Carla Salcedo Leal y su esposo han abandonado Caracas para comenzar una nueva vida en Budapest.
Una gélida habitación de dos por cinco metros. Ese fue el nuevo ‘hogar’ al que llegaron Carla Salcedo Leal y su esposo en Budapest. A pesar de que han tenido que empezar de cero en el mercado laboral, adaptarse a un idioma tan distinto y luchar contra un frío que nada tiene que ver con el clima siempre primaveral de Caracas, reconocen que han tenido una emigración VIP en comparación con la de otros compatriotas. La adversidad no ha significado un freno para esta familia que busca darle a su hija una oportunidad invaluable: la libertad.
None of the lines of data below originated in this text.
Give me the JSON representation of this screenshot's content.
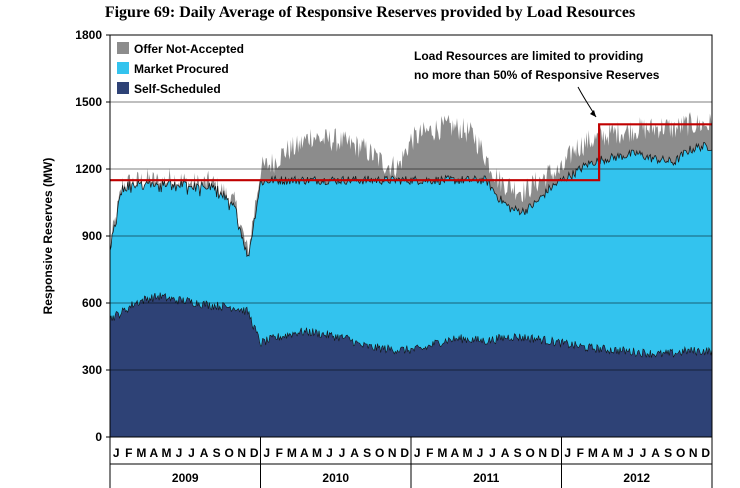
{
  "title": "Figure 69:  Daily Average of Responsive Reserves provided by Load Resources",
  "chart_data": {
    "type": "area",
    "ylabel": "Responsive Reserves (MW)",
    "ylim": [
      0,
      1800
    ],
    "y_ticks": [
      0,
      300,
      600,
      900,
      1200,
      1500,
      1800
    ],
    "grid": true,
    "legend_position": "top-left",
    "month_labels": [
      "J",
      "F",
      "M",
      "A",
      "M",
      "J",
      "J",
      "A",
      "S",
      "O",
      "N",
      "D"
    ],
    "years": [
      "2009",
      "2010",
      "2011",
      "2012"
    ],
    "colors": {
      "offer_not_accepted": "#8c8c8c",
      "market_procured": "#33c3ee",
      "self_scheduled": "#2e4276",
      "limit_line": "#c00000"
    },
    "series": [
      {
        "name": "Offer Not-Accepted",
        "key": "offer_not_accepted",
        "monthly_values": [
          850,
          1130,
          1140,
          1150,
          1140,
          1160,
          1140,
          1130,
          1140,
          1100,
          1040,
          820,
          1200,
          1230,
          1280,
          1300,
          1350,
          1330,
          1330,
          1310,
          1300,
          1260,
          1220,
          1210,
          1330,
          1360,
          1380,
          1390,
          1380,
          1350,
          1250,
          1150,
          1120,
          1100,
          1140,
          1180,
          1190,
          1290,
          1320,
          1340,
          1360,
          1370,
          1380,
          1380,
          1390,
          1380,
          1400,
          1400
        ]
      },
      {
        "name": "Market Procured",
        "key": "market_procured",
        "monthly_values": [
          850,
          1120,
          1130,
          1140,
          1130,
          1150,
          1130,
          1120,
          1130,
          1090,
          1020,
          800,
          1140,
          1150,
          1150,
          1150,
          1150,
          1150,
          1150,
          1150,
          1150,
          1150,
          1150,
          1150,
          1150,
          1150,
          1150,
          1150,
          1150,
          1150,
          1150,
          1070,
          1020,
          1010,
          1050,
          1110,
          1150,
          1180,
          1220,
          1240,
          1250,
          1260,
          1270,
          1250,
          1240,
          1230,
          1280,
          1300
        ]
      },
      {
        "name": "Self-Scheduled",
        "key": "self_scheduled",
        "monthly_values": [
          530,
          560,
          600,
          620,
          630,
          615,
          610,
          600,
          590,
          585,
          580,
          560,
          420,
          440,
          455,
          470,
          470,
          460,
          450,
          440,
          410,
          400,
          395,
          390,
          390,
          395,
          420,
          435,
          440,
          435,
          430,
          440,
          450,
          445,
          440,
          430,
          420,
          410,
          400,
          395,
          390,
          385,
          380,
          375,
          370,
          375,
          385,
          385
        ]
      }
    ],
    "limit_line": {
      "name": "Load Resources limit",
      "segments": [
        {
          "from_year_index": 0,
          "to_month_index": 39,
          "value": 1150
        },
        {
          "from_month_index": 39,
          "to_month_index": 48,
          "value": 1400
        }
      ]
    },
    "annotation": {
      "lines": [
        "Load Resources are limited to providing",
        "no more than 50% of Responsive Reserves"
      ]
    }
  }
}
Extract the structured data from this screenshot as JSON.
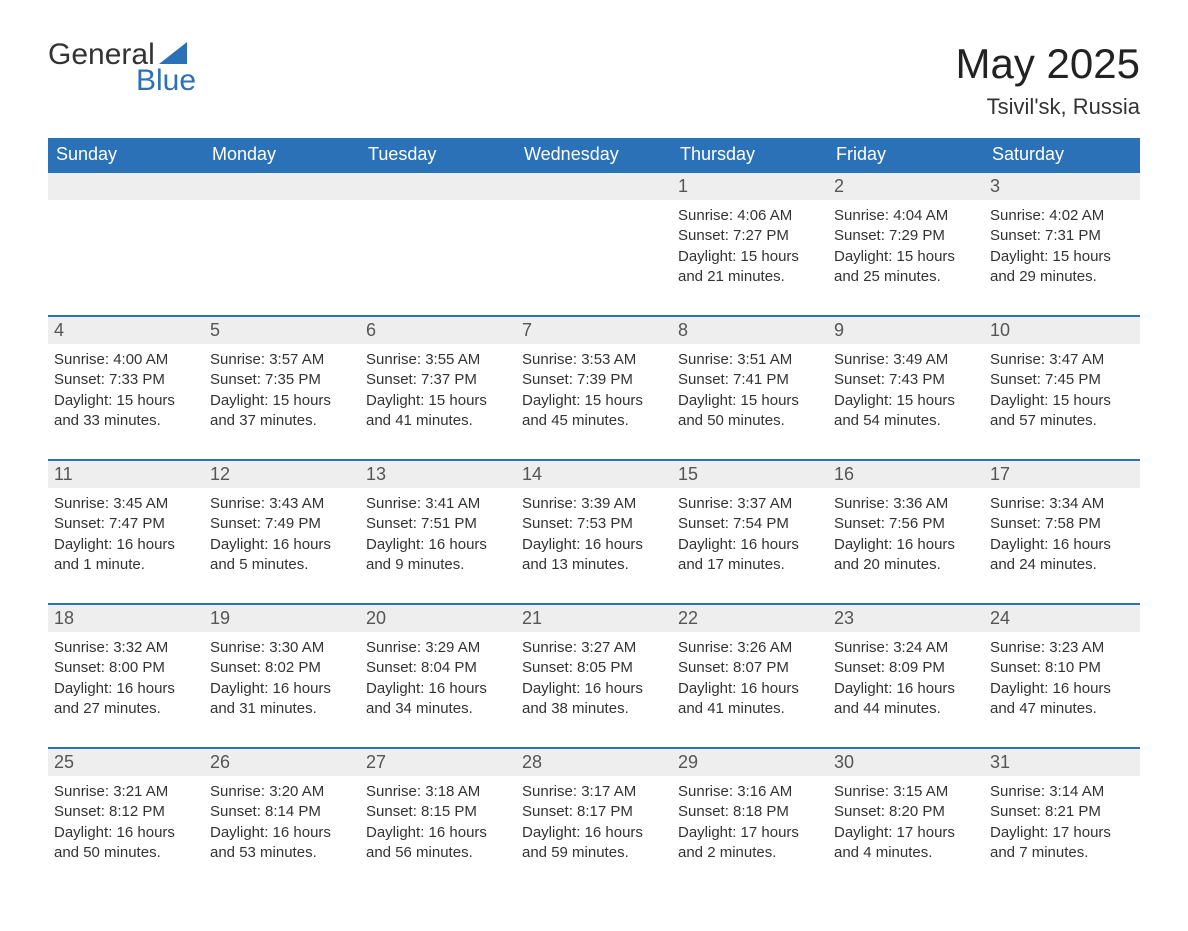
{
  "logo": {
    "word1": "General",
    "word2": "Blue"
  },
  "header": {
    "month": "May 2025",
    "location": "Tsivil'sk, Russia"
  },
  "colors": {
    "brand_blue": "#2a71b8",
    "header_row_gray": "#eeeeee",
    "text": "#333333",
    "background": "#ffffff"
  },
  "day_names": [
    "Sunday",
    "Monday",
    "Tuesday",
    "Wednesday",
    "Thursday",
    "Friday",
    "Saturday"
  ],
  "first_weekday_index": 4,
  "num_days": 31,
  "days": {
    "1": {
      "sunrise": "4:06 AM",
      "sunset": "7:27 PM",
      "daylight": "15 hours and 21 minutes."
    },
    "2": {
      "sunrise": "4:04 AM",
      "sunset": "7:29 PM",
      "daylight": "15 hours and 25 minutes."
    },
    "3": {
      "sunrise": "4:02 AM",
      "sunset": "7:31 PM",
      "daylight": "15 hours and 29 minutes."
    },
    "4": {
      "sunrise": "4:00 AM",
      "sunset": "7:33 PM",
      "daylight": "15 hours and 33 minutes."
    },
    "5": {
      "sunrise": "3:57 AM",
      "sunset": "7:35 PM",
      "daylight": "15 hours and 37 minutes."
    },
    "6": {
      "sunrise": "3:55 AM",
      "sunset": "7:37 PM",
      "daylight": "15 hours and 41 minutes."
    },
    "7": {
      "sunrise": "3:53 AM",
      "sunset": "7:39 PM",
      "daylight": "15 hours and 45 minutes."
    },
    "8": {
      "sunrise": "3:51 AM",
      "sunset": "7:41 PM",
      "daylight": "15 hours and 50 minutes."
    },
    "9": {
      "sunrise": "3:49 AM",
      "sunset": "7:43 PM",
      "daylight": "15 hours and 54 minutes."
    },
    "10": {
      "sunrise": "3:47 AM",
      "sunset": "7:45 PM",
      "daylight": "15 hours and 57 minutes."
    },
    "11": {
      "sunrise": "3:45 AM",
      "sunset": "7:47 PM",
      "daylight": "16 hours and 1 minute."
    },
    "12": {
      "sunrise": "3:43 AM",
      "sunset": "7:49 PM",
      "daylight": "16 hours and 5 minutes."
    },
    "13": {
      "sunrise": "3:41 AM",
      "sunset": "7:51 PM",
      "daylight": "16 hours and 9 minutes."
    },
    "14": {
      "sunrise": "3:39 AM",
      "sunset": "7:53 PM",
      "daylight": "16 hours and 13 minutes."
    },
    "15": {
      "sunrise": "3:37 AM",
      "sunset": "7:54 PM",
      "daylight": "16 hours and 17 minutes."
    },
    "16": {
      "sunrise": "3:36 AM",
      "sunset": "7:56 PM",
      "daylight": "16 hours and 20 minutes."
    },
    "17": {
      "sunrise": "3:34 AM",
      "sunset": "7:58 PM",
      "daylight": "16 hours and 24 minutes."
    },
    "18": {
      "sunrise": "3:32 AM",
      "sunset": "8:00 PM",
      "daylight": "16 hours and 27 minutes."
    },
    "19": {
      "sunrise": "3:30 AM",
      "sunset": "8:02 PM",
      "daylight": "16 hours and 31 minutes."
    },
    "20": {
      "sunrise": "3:29 AM",
      "sunset": "8:04 PM",
      "daylight": "16 hours and 34 minutes."
    },
    "21": {
      "sunrise": "3:27 AM",
      "sunset": "8:05 PM",
      "daylight": "16 hours and 38 minutes."
    },
    "22": {
      "sunrise": "3:26 AM",
      "sunset": "8:07 PM",
      "daylight": "16 hours and 41 minutes."
    },
    "23": {
      "sunrise": "3:24 AM",
      "sunset": "8:09 PM",
      "daylight": "16 hours and 44 minutes."
    },
    "24": {
      "sunrise": "3:23 AM",
      "sunset": "8:10 PM",
      "daylight": "16 hours and 47 minutes."
    },
    "25": {
      "sunrise": "3:21 AM",
      "sunset": "8:12 PM",
      "daylight": "16 hours and 50 minutes."
    },
    "26": {
      "sunrise": "3:20 AM",
      "sunset": "8:14 PM",
      "daylight": "16 hours and 53 minutes."
    },
    "27": {
      "sunrise": "3:18 AM",
      "sunset": "8:15 PM",
      "daylight": "16 hours and 56 minutes."
    },
    "28": {
      "sunrise": "3:17 AM",
      "sunset": "8:17 PM",
      "daylight": "16 hours and 59 minutes."
    },
    "29": {
      "sunrise": "3:16 AM",
      "sunset": "8:18 PM",
      "daylight": "17 hours and 2 minutes."
    },
    "30": {
      "sunrise": "3:15 AM",
      "sunset": "8:20 PM",
      "daylight": "17 hours and 4 minutes."
    },
    "31": {
      "sunrise": "3:14 AM",
      "sunset": "8:21 PM",
      "daylight": "17 hours and 7 minutes."
    }
  },
  "labels": {
    "sunrise": "Sunrise:",
    "sunset": "Sunset:",
    "daylight": "Daylight:"
  }
}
Ésta es su carta desde la diáspora:
Emigrar ha sido una de las experiencias más extraordinarias de mi vida, sin duda alguna. Ha sido toda una montaña rusa de emociones, en la que me ha ayudado a salir adelante el hecho de ser mamá primeriza, porque me ha tocado aprender a moverme en ambos ámbitos a la vez.
Confieso que tenía mucho tiempo queriendo salir de Venezuela porque no me sentía parte del sistema de valores que se mueve en nuestro país y llegó un punto en el que la situación ya era intolerable para mí como individuo pero también como familia, porque pasé a ser víctima de mi propio encierro. Ese fue el mayor impulso, ofrecerle a mi hija la posibilidad de crecer en libertad y no me arrepiento un solo día de haberlo hecho.
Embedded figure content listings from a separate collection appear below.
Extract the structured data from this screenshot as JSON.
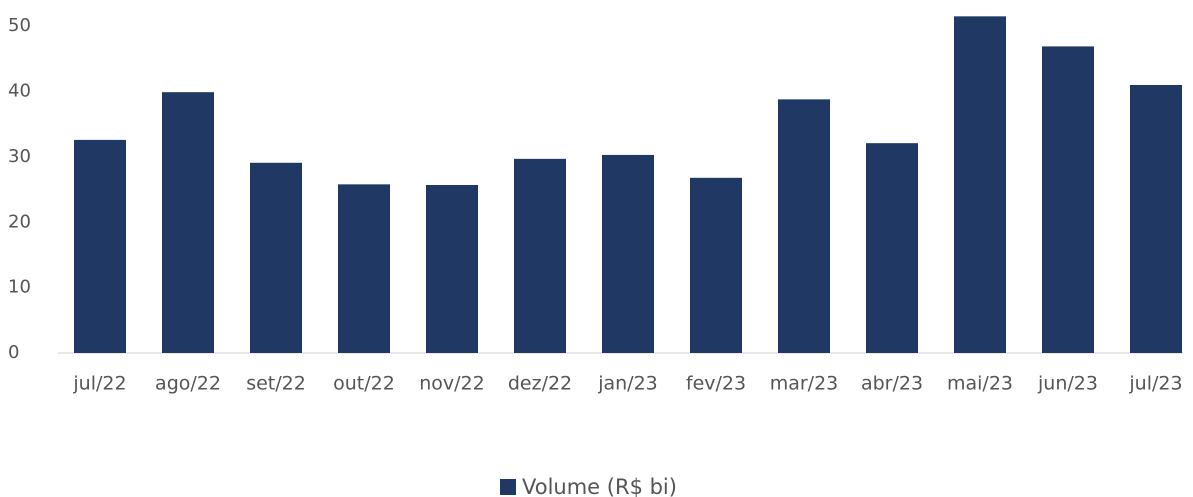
{
  "chart_data": {
    "type": "bar",
    "categories": [
      "jul/22",
      "ago/22",
      "set/22",
      "out/22",
      "nov/22",
      "dez/22",
      "jan/23",
      "fev/23",
      "mar/23",
      "abr/23",
      "mai/23",
      "jun/23",
      "jul/23"
    ],
    "series": [
      {
        "name": "Volume (R$ bi)",
        "color": "#1f3864",
        "values": [
          32.6,
          39.9,
          29.1,
          25.8,
          25.7,
          29.7,
          30.3,
          26.8,
          38.8,
          32.1,
          51.5,
          46.9,
          41.0
        ]
      }
    ],
    "ylim": [
      0,
      54
    ],
    "yticks": [
      0,
      10,
      20,
      30,
      40,
      50
    ],
    "grid": false,
    "legend": "bottom"
  }
}
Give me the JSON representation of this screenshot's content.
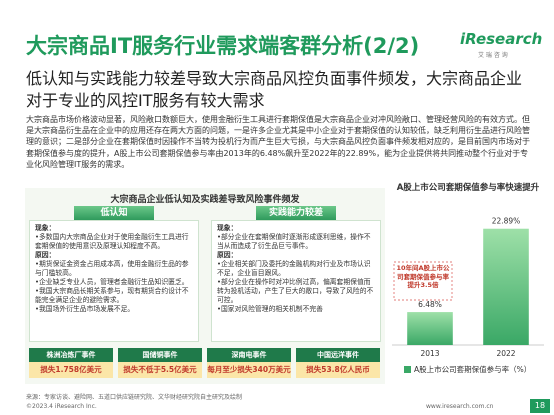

Escoger el destino no fue casualidad, como familia estábamos conscientes de que queríamos un cambio de idiosincrasia y de ritmo de vida, los ojos estuvieron puestos entonces en Europa. Decidimos venir a Hungría porque mi esposo es húngaro, y antes de establecernos en Europa debíamos solucionar la situación legal tanto de mi hija como mía, y hacerlo por acá era más rápido; y aunque pensamos que este solo destino solo sería temporal, la verdad es que se no fueron abriendo los caminos y Budapest se me metió en el corazón como esos amores de la juventud, la verdad es que ahora ya no me veo sin ella.
El inicio lo más difícil
Sabíamos que para mí no sería nada fácil vivir en un país con un idioma tan diferente, incluso para mi esposo hablando húngaro nativo no le era tan fluido comunicarse con otras personas, el idioma ha ido variando de alguna manera después de la caída del comunismo y a veces él siendo tan joven, habla más como los viejitos.
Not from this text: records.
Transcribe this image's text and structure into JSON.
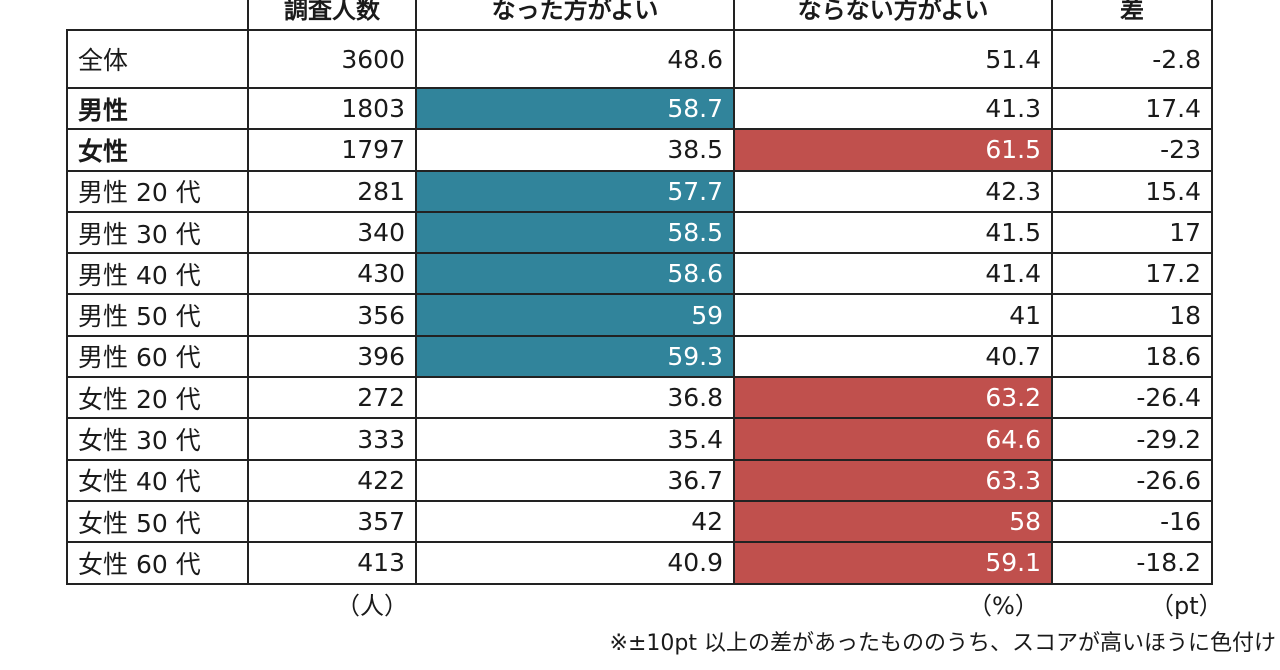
{
  "chart_data": {
    "type": "table",
    "columns": [
      "",
      "調査人数",
      "なった方がよい",
      "ならない方がよい",
      "差"
    ],
    "rows": [
      {
        "label": "全体",
        "n": "3600",
        "yes": "48.6",
        "no": "51.4",
        "diff": "-2.8",
        "highlight": "none",
        "bold": false
      },
      {
        "label": "男性",
        "n": "1803",
        "yes": "58.7",
        "no": "41.3",
        "diff": "17.4",
        "highlight": "yes",
        "bold": true
      },
      {
        "label": "女性",
        "n": "1797",
        "yes": "38.5",
        "no": "61.5",
        "diff": "-23",
        "highlight": "no",
        "bold": true
      },
      {
        "label": "男性 20 代",
        "n": "281",
        "yes": "57.7",
        "no": "42.3",
        "diff": "15.4",
        "highlight": "yes",
        "bold": false
      },
      {
        "label": "男性 30 代",
        "n": "340",
        "yes": "58.5",
        "no": "41.5",
        "diff": "17",
        "highlight": "yes",
        "bold": false
      },
      {
        "label": "男性 40 代",
        "n": "430",
        "yes": "58.6",
        "no": "41.4",
        "diff": "17.2",
        "highlight": "yes",
        "bold": false
      },
      {
        "label": "男性 50 代",
        "n": "356",
        "yes": "59",
        "no": "41",
        "diff": "18",
        "highlight": "yes",
        "bold": false
      },
      {
        "label": "男性 60 代",
        "n": "396",
        "yes": "59.3",
        "no": "40.7",
        "diff": "18.6",
        "highlight": "yes",
        "bold": false
      },
      {
        "label": "女性 20 代",
        "n": "272",
        "yes": "36.8",
        "no": "63.2",
        "diff": "-26.4",
        "highlight": "no",
        "bold": false
      },
      {
        "label": "女性 30 代",
        "n": "333",
        "yes": "35.4",
        "no": "64.6",
        "diff": "-29.2",
        "highlight": "no",
        "bold": false
      },
      {
        "label": "女性 40 代",
        "n": "422",
        "yes": "36.7",
        "no": "63.3",
        "diff": "-26.6",
        "highlight": "no",
        "bold": false
      },
      {
        "label": "女性 50 代",
        "n": "357",
        "yes": "42",
        "no": "58",
        "diff": "-16",
        "highlight": "no",
        "bold": false
      },
      {
        "label": "女性 60 代",
        "n": "413",
        "yes": "40.9",
        "no": "59.1",
        "diff": "-18.2",
        "highlight": "no",
        "bold": false
      }
    ],
    "units": {
      "n": "（人）",
      "pct": "（%）",
      "diff": "（pt）"
    },
    "note": "※±10pt 以上の差があったもののうち、スコアが高いほうに色付け",
    "colors": {
      "yes_highlight": "#31849b",
      "no_highlight": "#c0504d"
    }
  }
}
El idioma fue una barrera inmensa para mí con mi español nativo y mi inglés machucado que ha ido avanzando, pero los primeros tres meses fueron de petrificación y frustración para mí en ese sentido.
Tuvimos una migración VIP en comparación a otras historias, porque nos recibió la familia de mi esposo en su casa. Una familia que al final eran total desconocidos para nosotros porque no los habíamos visto más de cuatro veces, y al final eso no es conocer a alguien. Vivimos durante dos meses y cinco días en un cuarto de dos por cinco metros, con tres maletas como closet y un sofá cama que nos servía para dormir, para jugar e incluso a veces para comer.
La verdad era un cuarto tan frío como el color amarillo de sus paredes, el otoño se metía por la ventana con apariencia de invierno, era imposible estar allí sin calentadores o suéter, incluso cuando estaba la calefacción encendida, pero sobrevivimos y poco a poco hemos salido adelante.
Como familia siempre tuvimos la visión de que yo estuviera el mayor tiempo posible con nuestros hijos, así que llegando, aunque en el momento yo tenía más posibilidades de trabajar, fue mi esposo quien se lanzó al ruedo. Empezó trabajando en el negro como asistente de albañilería, aunque nunca había pegado un clavo bien en su propia casa, aquí le tocó aprender y de alguna manera lo disfrutaba, hasta que recibió la buena noticia de un contrato en una multinacional.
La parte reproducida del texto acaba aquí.